On Aug 23, 2011, at 4:47 PM, Paul Zielinski wrote:

Of course the advantages of a local interaction model for inertia include being able to account for instantaneous isotropic inertial reaction in a natural, intuitive and mathematically straightforward manner.

Right.

On 8/23/2011 4:43 PM, Paul Zielinski wrote:
These kinds of questions are not hard to answer if it is assumed that we start in Minkowski SR with a "flat" inertial guide field, and then interpret the covariant "warping" of spacetime in GR as the objective physical modification of the pre-existing gravity-free inertial trajectories resulting from the influence of gravitating matter.

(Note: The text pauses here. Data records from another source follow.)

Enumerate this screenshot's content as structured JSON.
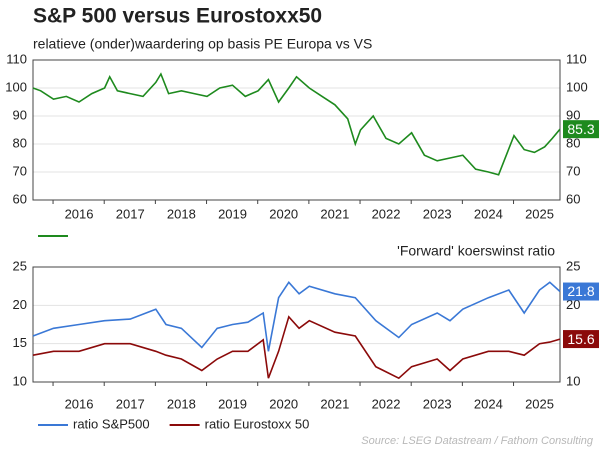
{
  "title": "S&P 500 versus Eurostoxx50",
  "subtitle": "relatieve (onder)waardering op basis PE Europa vs VS",
  "source": "Source: LSEG Datastream / Fathom Consulting",
  "chart_data": [
    {
      "type": "line",
      "x": [
        2015.6,
        2015.75,
        2016,
        2016.25,
        2016.5,
        2016.75,
        2017,
        2017.1,
        2017.25,
        2017.5,
        2017.75,
        2018,
        2018.1,
        2018.25,
        2018.5,
        2018.75,
        2019,
        2019.25,
        2019.5,
        2019.75,
        2020,
        2020.2,
        2020.4,
        2020.6,
        2020.75,
        2021,
        2021.25,
        2021.5,
        2021.75,
        2021.9,
        2022,
        2022.25,
        2022.5,
        2022.75,
        2023,
        2023.25,
        2023.5,
        2023.75,
        2024,
        2024.25,
        2024.5,
        2024.7,
        2024.85,
        2025,
        2025.2,
        2025.4,
        2025.6,
        2025.75,
        2025.9
      ],
      "series": [
        {
          "color": "#1e8a1e",
          "values": [
            100,
            99,
            96,
            97,
            95,
            98,
            100,
            104,
            99,
            98,
            97,
            102,
            105,
            98,
            99,
            98,
            97,
            100,
            101,
            97,
            99,
            103,
            95,
            100,
            104,
            100,
            97,
            94,
            89,
            80,
            85,
            90,
            82,
            80,
            84,
            76,
            74,
            75,
            76,
            71,
            70,
            69,
            76,
            83,
            78,
            77,
            79,
            82,
            85.3
          ]
        }
      ],
      "xlim": [
        2015.6,
        2025.9
      ],
      "xticks": [
        {
          "value": 2016.5,
          "label": "2016"
        },
        {
          "value": 2017.5,
          "label": "2017"
        },
        {
          "value": 2018.5,
          "label": "2018"
        },
        {
          "value": 2019.5,
          "label": "2019"
        },
        {
          "value": 2020.5,
          "label": "2020"
        },
        {
          "value": 2021.5,
          "label": "2021"
        },
        {
          "value": 2022.5,
          "label": "2022"
        },
        {
          "value": 2023.5,
          "label": "2023"
        },
        {
          "value": 2024.5,
          "label": "2024"
        },
        {
          "value": 2025.5,
          "label": "2025"
        }
      ],
      "ylim": [
        60,
        110
      ],
      "yticks": [
        60,
        70,
        80,
        90,
        100,
        110
      ],
      "grid": true
    },
    {
      "type": "line",
      "title": "'Forward' koerswinst ratio",
      "x": [
        2015.6,
        2016,
        2016.5,
        2017,
        2017.5,
        2018,
        2018.2,
        2018.5,
        2018.9,
        2019.2,
        2019.5,
        2019.8,
        2020.1,
        2020.2,
        2020.4,
        2020.6,
        2020.8,
        2021,
        2021.5,
        2021.9,
        2022.3,
        2022.75,
        2023,
        2023.5,
        2023.75,
        2024,
        2024.5,
        2024.9,
        2025.2,
        2025.5,
        2025.7,
        2025.9
      ],
      "series": [
        {
          "name": "ratio S&P500",
          "color": "#3a78d6",
          "values": [
            16,
            17,
            17.5,
            18,
            18.2,
            19.5,
            17.5,
            17,
            14.5,
            17,
            17.5,
            17.8,
            19,
            14,
            21,
            23,
            21.5,
            22.5,
            21.5,
            21,
            18,
            15.8,
            17.5,
            19,
            18,
            19.5,
            21,
            22,
            19,
            22,
            23,
            21.8
          ]
        },
        {
          "name": "ratio Eurostoxx 50",
          "color": "#8b0a0a",
          "values": [
            13.5,
            14,
            14,
            15,
            15,
            14,
            13.5,
            13,
            11.5,
            13,
            14,
            14,
            15.5,
            10.5,
            14,
            18.5,
            17,
            18,
            16.5,
            16,
            12,
            10.5,
            12,
            13,
            11.5,
            13,
            14,
            14,
            13.5,
            15,
            15.2,
            15.6
          ]
        }
      ],
      "xlim": [
        2015.6,
        2025.9
      ],
      "xticks": [
        {
          "value": 2016.5,
          "label": "2016"
        },
        {
          "value": 2017.5,
          "label": "2017"
        },
        {
          "value": 2018.5,
          "label": "2018"
        },
        {
          "value": 2019.5,
          "label": "2019"
        },
        {
          "value": 2020.5,
          "label": "2020"
        },
        {
          "value": 2021.5,
          "label": "2021"
        },
        {
          "value": 2022.5,
          "label": "2022"
        },
        {
          "value": 2023.5,
          "label": "2023"
        },
        {
          "value": 2024.5,
          "label": "2024"
        },
        {
          "value": 2025.5,
          "label": "2025"
        }
      ],
      "ylim": [
        10,
        25
      ],
      "yticks": [
        10,
        15,
        20,
        25
      ],
      "grid": true
    }
  ]
}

Then the GR geodesics naturally serve as local dynamical references for forced motion in a 4D geometric model for gravity.

Right.

Exactly what physically maintains the motion of free test objects along the spacetime geodesics in a flat or a curved spacetime is an interesting question, but since we now accept the reality of the "physical vacuum", it seems natural to suppose that a deeper theory of gravity and inertia will explain this in terms of local interactions between moving matter and the gravitationally distorted vacuum.

No, it's the tensor curvature field that shapes the geodesics. You don't need a deeper theory for that.

I would say that the Higgs mechanism of the Standard Model could provide some clues, if gravity is conceived as a physical modification of the "flat" (gravity free) inertial guide field (modeled geometrically in GR in terms of 4D spacetime curvature).

Wake up and smell the coffee. The appendix in

http://journalofcosmology.com/SarfattiConsciousness.pdf 

shows how to do that.

I think we are way beyond the point where where one could plausibly dismiss such ideas as the "idle metaphysics" of Newtonian absolute space. And I don't see how, as things stand, one could reasonably argue that the various "Machian" models for inertia are any less speculative.